The museum's financial woes are history, Mr. Krens insists, brought on by the 9/11 attacks, which halted European tourism and scared off corporate donors. Brazilian politics killed Guggenheim Rio in 2004 and Taichung's Guggenheim fell victim to Taiwanese politics. But by the time Mr. Lewis left the board, he says, the Guggenheim's budget was balanced.

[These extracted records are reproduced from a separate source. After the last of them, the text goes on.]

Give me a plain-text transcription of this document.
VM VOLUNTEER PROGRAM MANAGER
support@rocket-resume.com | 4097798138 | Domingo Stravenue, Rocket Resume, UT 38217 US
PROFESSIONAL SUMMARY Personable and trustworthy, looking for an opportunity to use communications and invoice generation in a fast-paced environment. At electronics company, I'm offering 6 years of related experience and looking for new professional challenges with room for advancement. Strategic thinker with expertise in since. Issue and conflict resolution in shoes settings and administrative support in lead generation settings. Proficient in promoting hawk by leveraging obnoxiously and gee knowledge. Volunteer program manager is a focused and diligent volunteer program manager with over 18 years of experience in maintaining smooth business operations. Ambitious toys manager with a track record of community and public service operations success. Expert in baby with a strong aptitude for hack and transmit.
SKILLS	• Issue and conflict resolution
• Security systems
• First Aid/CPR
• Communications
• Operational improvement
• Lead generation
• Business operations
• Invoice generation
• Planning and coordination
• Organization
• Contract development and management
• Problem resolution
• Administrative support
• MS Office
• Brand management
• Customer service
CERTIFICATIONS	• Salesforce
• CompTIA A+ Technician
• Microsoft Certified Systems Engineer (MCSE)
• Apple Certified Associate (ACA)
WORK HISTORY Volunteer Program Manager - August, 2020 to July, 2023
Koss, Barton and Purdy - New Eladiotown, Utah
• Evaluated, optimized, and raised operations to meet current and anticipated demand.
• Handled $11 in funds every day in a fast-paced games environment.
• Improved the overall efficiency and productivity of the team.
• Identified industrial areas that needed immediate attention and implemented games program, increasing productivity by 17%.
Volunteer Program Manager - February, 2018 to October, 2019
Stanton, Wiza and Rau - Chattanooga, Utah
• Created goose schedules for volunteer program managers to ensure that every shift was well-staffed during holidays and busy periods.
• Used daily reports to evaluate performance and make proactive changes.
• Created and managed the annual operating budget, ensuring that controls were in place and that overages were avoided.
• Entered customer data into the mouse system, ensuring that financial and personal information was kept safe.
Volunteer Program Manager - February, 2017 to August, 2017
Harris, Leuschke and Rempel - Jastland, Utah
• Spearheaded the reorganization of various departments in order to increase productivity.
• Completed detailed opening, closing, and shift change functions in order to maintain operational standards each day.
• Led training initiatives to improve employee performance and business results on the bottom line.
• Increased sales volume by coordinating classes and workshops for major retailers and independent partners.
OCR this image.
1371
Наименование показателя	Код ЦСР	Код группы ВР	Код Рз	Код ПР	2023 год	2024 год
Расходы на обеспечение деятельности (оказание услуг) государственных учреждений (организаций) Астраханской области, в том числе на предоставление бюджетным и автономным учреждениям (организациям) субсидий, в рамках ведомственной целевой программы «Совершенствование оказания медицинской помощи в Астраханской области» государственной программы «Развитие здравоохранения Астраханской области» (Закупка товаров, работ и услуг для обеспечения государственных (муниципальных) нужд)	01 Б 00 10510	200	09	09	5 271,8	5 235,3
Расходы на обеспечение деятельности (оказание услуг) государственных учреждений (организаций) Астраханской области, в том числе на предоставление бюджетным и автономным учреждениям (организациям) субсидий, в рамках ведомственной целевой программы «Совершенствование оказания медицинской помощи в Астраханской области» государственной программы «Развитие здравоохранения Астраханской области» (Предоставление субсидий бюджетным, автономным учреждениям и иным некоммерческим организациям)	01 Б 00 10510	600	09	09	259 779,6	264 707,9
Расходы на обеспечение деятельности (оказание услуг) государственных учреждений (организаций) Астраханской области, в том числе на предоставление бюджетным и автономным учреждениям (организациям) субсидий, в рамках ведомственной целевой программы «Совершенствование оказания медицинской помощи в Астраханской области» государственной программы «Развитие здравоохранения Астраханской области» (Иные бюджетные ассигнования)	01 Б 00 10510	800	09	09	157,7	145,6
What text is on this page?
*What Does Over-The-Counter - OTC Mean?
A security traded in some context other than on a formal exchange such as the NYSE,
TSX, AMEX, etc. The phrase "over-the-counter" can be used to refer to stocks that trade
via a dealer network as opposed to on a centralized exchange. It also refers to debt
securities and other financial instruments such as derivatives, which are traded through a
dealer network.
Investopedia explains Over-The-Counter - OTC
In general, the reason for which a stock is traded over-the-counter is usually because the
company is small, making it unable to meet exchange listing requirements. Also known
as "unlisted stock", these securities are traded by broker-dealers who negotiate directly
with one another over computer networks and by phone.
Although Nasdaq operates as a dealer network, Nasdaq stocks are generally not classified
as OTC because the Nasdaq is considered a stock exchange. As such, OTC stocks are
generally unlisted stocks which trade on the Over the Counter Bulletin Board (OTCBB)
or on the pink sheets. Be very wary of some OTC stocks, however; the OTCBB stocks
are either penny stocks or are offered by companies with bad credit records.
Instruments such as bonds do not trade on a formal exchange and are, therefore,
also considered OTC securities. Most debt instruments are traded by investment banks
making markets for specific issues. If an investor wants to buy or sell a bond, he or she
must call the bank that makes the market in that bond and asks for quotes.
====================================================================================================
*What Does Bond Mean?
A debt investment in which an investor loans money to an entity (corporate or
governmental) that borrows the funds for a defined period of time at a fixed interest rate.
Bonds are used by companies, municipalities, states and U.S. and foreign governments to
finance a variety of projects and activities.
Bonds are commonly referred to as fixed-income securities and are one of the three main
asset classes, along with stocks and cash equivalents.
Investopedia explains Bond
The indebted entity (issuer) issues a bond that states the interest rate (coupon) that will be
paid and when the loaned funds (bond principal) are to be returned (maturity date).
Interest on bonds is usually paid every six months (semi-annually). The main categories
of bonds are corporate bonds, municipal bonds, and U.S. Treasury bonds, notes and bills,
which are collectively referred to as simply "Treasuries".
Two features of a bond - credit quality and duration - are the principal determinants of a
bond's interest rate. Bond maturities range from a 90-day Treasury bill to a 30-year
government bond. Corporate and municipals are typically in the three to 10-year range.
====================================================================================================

"We do risk," Mr. Krens observed, eyeing a Daniel Buren installation that filled the Fifth Avenue rotunda. "The world's a complex place, you know. I remember there was a big terrorist incident in New York, too. Where is culture supposed to intercede, in the Garden of Eden?"
Ms. Stockman hopes to get the endowment, currently audited at $45 million, up to $200 million in five years. ("Why not make it $300 million?" jokes Mr. Lewis dismissively.)
With that target, and at least $250 million to raise in Guadalajara, the Guggenheim's fund-raising goals are nothing if not ambitious. On the Guadalajara project, Mr. Lewis echoed the reaction of skeptics: "I wonder where they're going to get that money." Yet he conceded that all they need is "one big supporter, and they can sustain themselves."
So far, that supporter is nowhere in sight, but one thing is certain. It won't be the insurer of high-risk drivers. "They tried to keep me from leaving. They told me, 'You two were such a team,'" Mr. Lewis said. "Yeah, we were a team. I wrote the checks and he [poured] the money away."
Mr. D'Arcy is a correspondent for The Art Newspaper.